Using columns made of alumina and silica gel helped us effectively study the complicated makeup of synthetic oil from oil sand materials. This capacity is essential both for fundamental scientific research and for practical tasks related to the processing and utilization of hydrocarbon resources.

Munaily-Mola synthetic oil is rich in aliphatic hydrocarbons and is characterized by high thermal stability, making it suitable to produce lubricants and heavy fuels. Beke oil contains a significant amount of aromatic compounds and light fractions, making it promising to produce gasoline and bitumen. Dongeleksor occupies an intermediate position, combining characteristics from both groups, which makes it a versatile candidate for processing. These results can be used to optimize oil refining processes and select the most effective methods for their industrial use.

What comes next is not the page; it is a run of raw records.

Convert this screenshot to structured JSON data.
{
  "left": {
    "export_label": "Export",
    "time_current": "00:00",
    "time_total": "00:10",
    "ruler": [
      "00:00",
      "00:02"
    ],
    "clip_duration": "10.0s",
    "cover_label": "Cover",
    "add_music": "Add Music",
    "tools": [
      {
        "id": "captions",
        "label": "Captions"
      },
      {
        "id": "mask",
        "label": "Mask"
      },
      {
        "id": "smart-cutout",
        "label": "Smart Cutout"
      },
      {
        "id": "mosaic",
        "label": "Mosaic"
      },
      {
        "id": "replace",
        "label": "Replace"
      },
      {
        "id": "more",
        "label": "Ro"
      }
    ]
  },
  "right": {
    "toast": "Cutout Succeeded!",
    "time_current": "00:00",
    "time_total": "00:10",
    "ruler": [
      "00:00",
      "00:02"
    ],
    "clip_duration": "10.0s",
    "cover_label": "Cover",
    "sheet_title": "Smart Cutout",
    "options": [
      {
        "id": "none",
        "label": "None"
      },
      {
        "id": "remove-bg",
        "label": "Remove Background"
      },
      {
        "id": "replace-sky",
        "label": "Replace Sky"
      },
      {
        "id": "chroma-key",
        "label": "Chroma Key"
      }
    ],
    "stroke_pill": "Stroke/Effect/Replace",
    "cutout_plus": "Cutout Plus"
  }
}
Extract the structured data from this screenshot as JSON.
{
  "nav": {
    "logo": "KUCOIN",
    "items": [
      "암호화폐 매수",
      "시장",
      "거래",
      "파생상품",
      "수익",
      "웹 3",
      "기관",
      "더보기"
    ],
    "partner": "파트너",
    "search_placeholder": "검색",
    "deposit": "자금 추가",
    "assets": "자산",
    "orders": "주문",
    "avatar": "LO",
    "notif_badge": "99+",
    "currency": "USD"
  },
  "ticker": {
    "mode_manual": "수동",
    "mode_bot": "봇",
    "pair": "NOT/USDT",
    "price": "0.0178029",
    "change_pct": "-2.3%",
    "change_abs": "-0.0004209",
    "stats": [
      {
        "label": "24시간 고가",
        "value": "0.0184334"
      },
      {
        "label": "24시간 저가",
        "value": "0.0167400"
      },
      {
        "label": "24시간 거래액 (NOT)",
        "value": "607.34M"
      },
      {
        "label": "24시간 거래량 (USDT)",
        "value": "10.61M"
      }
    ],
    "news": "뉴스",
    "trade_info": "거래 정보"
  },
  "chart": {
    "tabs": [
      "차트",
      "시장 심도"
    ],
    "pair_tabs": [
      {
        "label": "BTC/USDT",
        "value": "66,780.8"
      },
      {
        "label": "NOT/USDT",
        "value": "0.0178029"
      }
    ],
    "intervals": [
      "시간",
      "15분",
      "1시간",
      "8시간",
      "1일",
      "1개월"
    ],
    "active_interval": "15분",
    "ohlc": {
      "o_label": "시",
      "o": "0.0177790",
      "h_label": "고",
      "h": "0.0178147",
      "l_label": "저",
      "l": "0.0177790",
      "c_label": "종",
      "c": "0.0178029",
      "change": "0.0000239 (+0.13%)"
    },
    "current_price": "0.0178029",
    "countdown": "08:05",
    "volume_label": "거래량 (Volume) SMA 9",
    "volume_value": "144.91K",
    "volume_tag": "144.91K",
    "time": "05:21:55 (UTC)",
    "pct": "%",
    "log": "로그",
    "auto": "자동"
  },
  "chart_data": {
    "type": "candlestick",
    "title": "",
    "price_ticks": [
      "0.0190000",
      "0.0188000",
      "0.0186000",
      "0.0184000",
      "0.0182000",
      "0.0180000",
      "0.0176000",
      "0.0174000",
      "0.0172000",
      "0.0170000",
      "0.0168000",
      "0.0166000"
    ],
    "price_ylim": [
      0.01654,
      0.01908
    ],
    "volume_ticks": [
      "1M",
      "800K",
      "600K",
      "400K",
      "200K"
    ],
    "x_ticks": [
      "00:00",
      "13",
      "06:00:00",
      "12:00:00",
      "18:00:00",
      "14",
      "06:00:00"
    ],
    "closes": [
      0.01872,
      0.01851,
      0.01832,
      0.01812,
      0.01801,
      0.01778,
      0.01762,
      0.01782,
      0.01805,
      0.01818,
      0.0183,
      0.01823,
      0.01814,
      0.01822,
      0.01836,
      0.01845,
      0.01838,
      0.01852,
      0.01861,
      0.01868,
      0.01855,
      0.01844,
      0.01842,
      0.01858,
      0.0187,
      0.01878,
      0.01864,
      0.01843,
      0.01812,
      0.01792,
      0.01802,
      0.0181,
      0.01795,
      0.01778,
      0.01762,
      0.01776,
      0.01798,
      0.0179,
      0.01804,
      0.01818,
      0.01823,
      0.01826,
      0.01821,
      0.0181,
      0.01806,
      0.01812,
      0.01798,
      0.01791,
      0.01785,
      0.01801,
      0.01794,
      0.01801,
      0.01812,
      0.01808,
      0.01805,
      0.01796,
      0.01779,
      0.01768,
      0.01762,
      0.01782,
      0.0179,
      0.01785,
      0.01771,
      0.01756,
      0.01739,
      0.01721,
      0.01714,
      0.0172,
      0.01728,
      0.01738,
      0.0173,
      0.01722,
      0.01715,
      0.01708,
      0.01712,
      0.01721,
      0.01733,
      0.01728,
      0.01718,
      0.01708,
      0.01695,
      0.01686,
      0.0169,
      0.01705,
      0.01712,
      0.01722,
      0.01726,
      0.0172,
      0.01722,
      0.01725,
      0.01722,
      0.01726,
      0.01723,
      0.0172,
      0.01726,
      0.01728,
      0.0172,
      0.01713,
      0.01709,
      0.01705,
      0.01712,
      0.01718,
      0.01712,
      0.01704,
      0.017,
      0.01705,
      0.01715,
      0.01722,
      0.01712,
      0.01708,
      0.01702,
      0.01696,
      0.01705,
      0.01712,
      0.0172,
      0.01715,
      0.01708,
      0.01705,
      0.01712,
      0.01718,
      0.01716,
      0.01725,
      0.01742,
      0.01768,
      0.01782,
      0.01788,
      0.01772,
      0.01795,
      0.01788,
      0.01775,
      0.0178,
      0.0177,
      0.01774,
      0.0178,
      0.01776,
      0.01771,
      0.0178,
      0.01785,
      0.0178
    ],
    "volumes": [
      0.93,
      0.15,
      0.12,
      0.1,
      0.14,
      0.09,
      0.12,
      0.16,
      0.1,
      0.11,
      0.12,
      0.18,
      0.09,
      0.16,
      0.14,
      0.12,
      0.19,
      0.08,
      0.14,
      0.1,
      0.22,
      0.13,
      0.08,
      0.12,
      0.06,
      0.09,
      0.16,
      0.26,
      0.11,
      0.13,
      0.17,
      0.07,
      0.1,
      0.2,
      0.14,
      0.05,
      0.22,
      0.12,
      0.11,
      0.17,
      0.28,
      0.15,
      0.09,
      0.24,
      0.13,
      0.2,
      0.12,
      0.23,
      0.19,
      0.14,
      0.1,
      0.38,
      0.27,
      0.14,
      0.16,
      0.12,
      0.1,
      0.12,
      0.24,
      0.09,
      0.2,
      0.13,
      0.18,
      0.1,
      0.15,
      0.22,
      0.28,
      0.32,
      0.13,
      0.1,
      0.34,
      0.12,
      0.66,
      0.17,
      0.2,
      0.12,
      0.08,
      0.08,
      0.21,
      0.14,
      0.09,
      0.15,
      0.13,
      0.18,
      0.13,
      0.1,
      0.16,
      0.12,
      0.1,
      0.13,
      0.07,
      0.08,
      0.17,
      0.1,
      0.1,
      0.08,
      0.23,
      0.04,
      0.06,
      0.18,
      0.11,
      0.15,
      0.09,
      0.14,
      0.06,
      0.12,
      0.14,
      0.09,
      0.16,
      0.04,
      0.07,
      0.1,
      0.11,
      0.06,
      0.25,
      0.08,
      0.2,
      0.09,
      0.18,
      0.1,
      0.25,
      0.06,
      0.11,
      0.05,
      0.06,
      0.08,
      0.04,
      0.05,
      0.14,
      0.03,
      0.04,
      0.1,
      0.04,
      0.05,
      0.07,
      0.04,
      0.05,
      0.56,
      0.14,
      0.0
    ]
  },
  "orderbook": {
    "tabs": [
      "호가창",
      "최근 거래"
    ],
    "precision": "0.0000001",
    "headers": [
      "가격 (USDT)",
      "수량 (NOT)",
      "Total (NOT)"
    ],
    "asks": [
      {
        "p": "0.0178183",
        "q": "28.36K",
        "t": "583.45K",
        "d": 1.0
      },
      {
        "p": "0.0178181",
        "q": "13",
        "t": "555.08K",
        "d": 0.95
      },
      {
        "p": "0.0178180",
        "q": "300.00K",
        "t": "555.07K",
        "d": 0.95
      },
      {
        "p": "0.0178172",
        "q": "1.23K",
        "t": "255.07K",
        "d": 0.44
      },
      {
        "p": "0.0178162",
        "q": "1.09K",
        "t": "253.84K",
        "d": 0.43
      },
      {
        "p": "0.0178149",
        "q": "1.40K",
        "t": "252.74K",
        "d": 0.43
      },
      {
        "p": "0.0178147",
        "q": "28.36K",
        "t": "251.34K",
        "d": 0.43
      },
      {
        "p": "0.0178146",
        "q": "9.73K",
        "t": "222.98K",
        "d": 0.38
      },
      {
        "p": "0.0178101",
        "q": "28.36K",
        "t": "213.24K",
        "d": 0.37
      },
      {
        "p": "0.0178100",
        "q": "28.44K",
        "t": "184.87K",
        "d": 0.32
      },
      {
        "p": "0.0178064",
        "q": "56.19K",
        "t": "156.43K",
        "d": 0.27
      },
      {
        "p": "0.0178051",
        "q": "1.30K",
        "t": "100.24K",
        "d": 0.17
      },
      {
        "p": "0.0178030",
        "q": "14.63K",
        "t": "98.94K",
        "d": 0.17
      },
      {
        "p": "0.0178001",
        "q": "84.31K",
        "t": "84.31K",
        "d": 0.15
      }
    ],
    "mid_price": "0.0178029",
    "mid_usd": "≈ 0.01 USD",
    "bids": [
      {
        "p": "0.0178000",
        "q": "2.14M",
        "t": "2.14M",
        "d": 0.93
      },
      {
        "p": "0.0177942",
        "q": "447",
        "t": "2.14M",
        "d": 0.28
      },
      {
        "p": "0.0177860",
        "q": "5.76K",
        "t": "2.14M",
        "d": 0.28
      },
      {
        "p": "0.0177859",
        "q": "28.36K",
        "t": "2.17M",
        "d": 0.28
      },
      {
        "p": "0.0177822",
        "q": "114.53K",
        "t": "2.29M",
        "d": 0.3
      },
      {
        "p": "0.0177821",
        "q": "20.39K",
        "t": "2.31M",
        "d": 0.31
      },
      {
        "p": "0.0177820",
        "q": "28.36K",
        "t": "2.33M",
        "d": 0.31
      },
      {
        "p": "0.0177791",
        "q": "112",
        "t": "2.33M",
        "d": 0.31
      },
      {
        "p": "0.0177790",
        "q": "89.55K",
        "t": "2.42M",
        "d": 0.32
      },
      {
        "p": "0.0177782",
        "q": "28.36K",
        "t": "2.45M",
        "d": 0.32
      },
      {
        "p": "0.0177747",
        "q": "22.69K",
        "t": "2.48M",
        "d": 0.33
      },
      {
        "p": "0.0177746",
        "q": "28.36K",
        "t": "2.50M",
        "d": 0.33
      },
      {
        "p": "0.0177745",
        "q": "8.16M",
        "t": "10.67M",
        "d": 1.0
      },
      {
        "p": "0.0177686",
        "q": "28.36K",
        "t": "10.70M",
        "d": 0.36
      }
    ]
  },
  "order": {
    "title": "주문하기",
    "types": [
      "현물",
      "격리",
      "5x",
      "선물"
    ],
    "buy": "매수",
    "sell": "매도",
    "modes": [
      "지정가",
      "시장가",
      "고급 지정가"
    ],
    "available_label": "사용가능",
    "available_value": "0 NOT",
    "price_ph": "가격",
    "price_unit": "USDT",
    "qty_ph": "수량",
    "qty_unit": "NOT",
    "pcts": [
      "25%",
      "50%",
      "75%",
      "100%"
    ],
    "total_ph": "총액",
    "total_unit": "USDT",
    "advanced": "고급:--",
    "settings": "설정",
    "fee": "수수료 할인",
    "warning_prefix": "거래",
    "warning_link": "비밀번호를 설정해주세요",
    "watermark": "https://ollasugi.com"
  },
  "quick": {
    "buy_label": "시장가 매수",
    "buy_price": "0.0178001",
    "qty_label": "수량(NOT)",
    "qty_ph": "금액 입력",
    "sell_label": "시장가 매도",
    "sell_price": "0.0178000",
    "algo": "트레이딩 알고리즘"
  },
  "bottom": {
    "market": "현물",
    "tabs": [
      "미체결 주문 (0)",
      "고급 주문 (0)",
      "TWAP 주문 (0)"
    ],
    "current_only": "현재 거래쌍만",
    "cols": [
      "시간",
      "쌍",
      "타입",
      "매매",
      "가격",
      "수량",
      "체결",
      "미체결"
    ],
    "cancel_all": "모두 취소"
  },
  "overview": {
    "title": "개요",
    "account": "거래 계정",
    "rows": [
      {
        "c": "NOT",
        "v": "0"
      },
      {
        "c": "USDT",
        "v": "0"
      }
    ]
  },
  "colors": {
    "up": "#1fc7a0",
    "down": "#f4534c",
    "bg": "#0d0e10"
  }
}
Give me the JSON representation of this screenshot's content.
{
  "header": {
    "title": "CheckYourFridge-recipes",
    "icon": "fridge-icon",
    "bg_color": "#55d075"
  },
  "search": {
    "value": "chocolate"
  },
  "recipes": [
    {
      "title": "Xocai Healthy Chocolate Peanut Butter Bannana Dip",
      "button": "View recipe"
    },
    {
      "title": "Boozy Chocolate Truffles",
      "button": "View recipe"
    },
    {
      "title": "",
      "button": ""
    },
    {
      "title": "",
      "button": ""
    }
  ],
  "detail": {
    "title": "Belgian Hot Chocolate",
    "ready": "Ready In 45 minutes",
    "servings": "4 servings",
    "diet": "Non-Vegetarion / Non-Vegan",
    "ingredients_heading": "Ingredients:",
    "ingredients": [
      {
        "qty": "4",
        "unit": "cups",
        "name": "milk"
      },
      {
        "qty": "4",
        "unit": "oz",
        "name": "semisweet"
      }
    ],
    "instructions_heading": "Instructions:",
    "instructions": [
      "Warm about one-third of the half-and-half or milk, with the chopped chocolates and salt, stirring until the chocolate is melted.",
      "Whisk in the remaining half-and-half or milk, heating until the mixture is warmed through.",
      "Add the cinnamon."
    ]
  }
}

Thus, this study represents a significant contribution to the field of pyrolysis of oil sands and can serve as a foundation for further research aimed at optimizing pyrolysis processes and enhancing product quality. A comparison of different types of oil sands, such as Munaily-Mola, Beke, and Dongeleksor, offers a more comprehensive understanding of the possibilities and limitations of pyrolysis for various types of hydrocarbons.